Bizim edebiyatçılar da, edebiyatımızin hiç bir döneminde, bu gibi olaylara karşı sessiz kalmamışlardır. Kaleme aldıkları eserleriyle olumlu bir tutum sergilemeye çalışmışlardır. Ancak bunu, bizde daha yaygın olması nedeniyle, nesirden çok nazım tarzlarında yapmışlardır. Seyit Kasımî bunların başında gelir. Rahmetli hocamız Ata Terzibaşı “Kerkük Şairleri” kıymetli eserinde (1. Kitap, sayfa: 74), Kasımî’nın divanını değerlendirirken ” 1237-1260 yılları arasında Kerkük’te geçen tarihi hadiseleri -öğrenmek ve araştırmak- için değerli bir kaynak sayılır” olduğunu söylemektedir. Bu hadiselerden biri Kerkük’te yaşanan “ölet” dediğimiz veba salgınıdır. Şair 38 beyitten oluşan bir kasidede salgının ramazan ayında Süleymaniye’den Kerkük’e bulaştığını şu dizelerle bildirmektedir.
Halk bu zevki u sefâda tâate meşgul iken
Geldi bir âdem dedi “tâun” Süleymânî’de var
Nice günden sonra kaç âdem düşüp fevt oldular
Vâhime düştü olardan halka verdi ıztırar
Ramazan ayı onunda halk sergerdân olup
Çok kişiler aldı ehlin taşraya kıldı firar
Bundan sonraki dizelerde, bu üzücü olayın, özellikle de insanı boyutlarını ele alan şair kasidesini, insanların haram yediklerinden ve şükür etmediklerinden kaynaklanan İlâhi bir ceza olduğunu bildirerek bitirmektedir.

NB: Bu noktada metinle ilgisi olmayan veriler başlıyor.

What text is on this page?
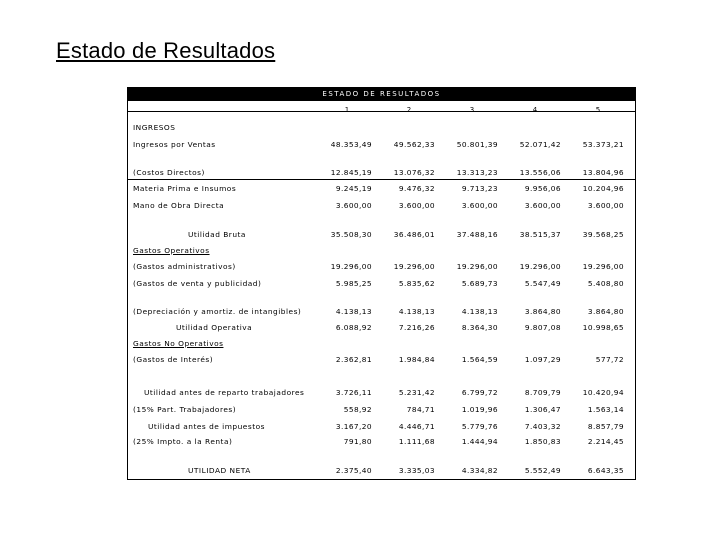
Estado de Resultados
ESTADO DE RESULTADOS
1	2	3	4	5
INGRESOS
Ingresos por Ventas	48.353,49	49.562,33	50.801,39	52.071,42	53.373,21
(Costos Directos)	12.845,19	13.076,32	13.313,23	13.556,06	13.804,96
Materia Prima e Insumos	9.245,19	9.476,32	9.713,23	9.956,06	10.204,96
Mano de Obra Directa	3.600,00	3.600,00	3.600,00	3.600,00	3.600,00
Utilidad Bruta	35.508,30	36.486,01	37.488,16	38.515,37	39.568,25
Gastos Operativos
(Gastos administrativos)	19.296,00	19.296,00	19.296,00	19.296,00	19.296,00
(Gastos de venta y publicidad)	5.985,25	5.835,62	5.689,73	5.547,49	5.408,80
(Depreciación y amortiz. de intangibles)	4.138,13	4.138,13	4.138,13	3.864,80	3.864,80
Utilidad Operativa	6.088,92	7.216,26	8.364,30	9.807,08	10.998,65
Gastos No Operativos
(Gastos de Interés)	2.362,81	1.984,84	1.564,59	1.097,29	577,72
Utilidad antes de reparto trabajadores	3.726,11	5.231,42	6.799,72	8.709,79	10.420,94
(15% Part. Trabajadores)	558,92	784,71	1.019,96	1.306,47	1.563,14
Utilidad antes de impuestos	3.167,20	4.446,71	5.779,76	7.403,32	8.857,79
(25% Impto. a la Renta)	791,80	1.111,68	1.444,94	1.850,83	2.214,45
UTILIDAD NETA	2.375,40	3.335,03	4.334,82	5.552,49	6.643,35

Tarihli şiirleriyle tanınan ünlü şairimiz Safi’nin de bu yönde bazı şiirleri vardır. Elimiz altında bulunan el-yazması divanının bir yerinde, Kerkük’te yayılan Kolera salgını hakkında yazdığı Kolera redifli bir şiirine şöyle bir not ile başlamaktadır: “Kerkük’e şiddetli bir Kolera’nın düştüğü zaman söylediğim tarihtir”. Şiirin altında olayın yaşanan tarihini 1288 olarak tespit etmiştir. Şiirden anlaşıldığına göre salgın, şairin dostlarının da aralarında bulunduğu yüzlerce can almıştır, kurtulanların sayısı az olmuştur.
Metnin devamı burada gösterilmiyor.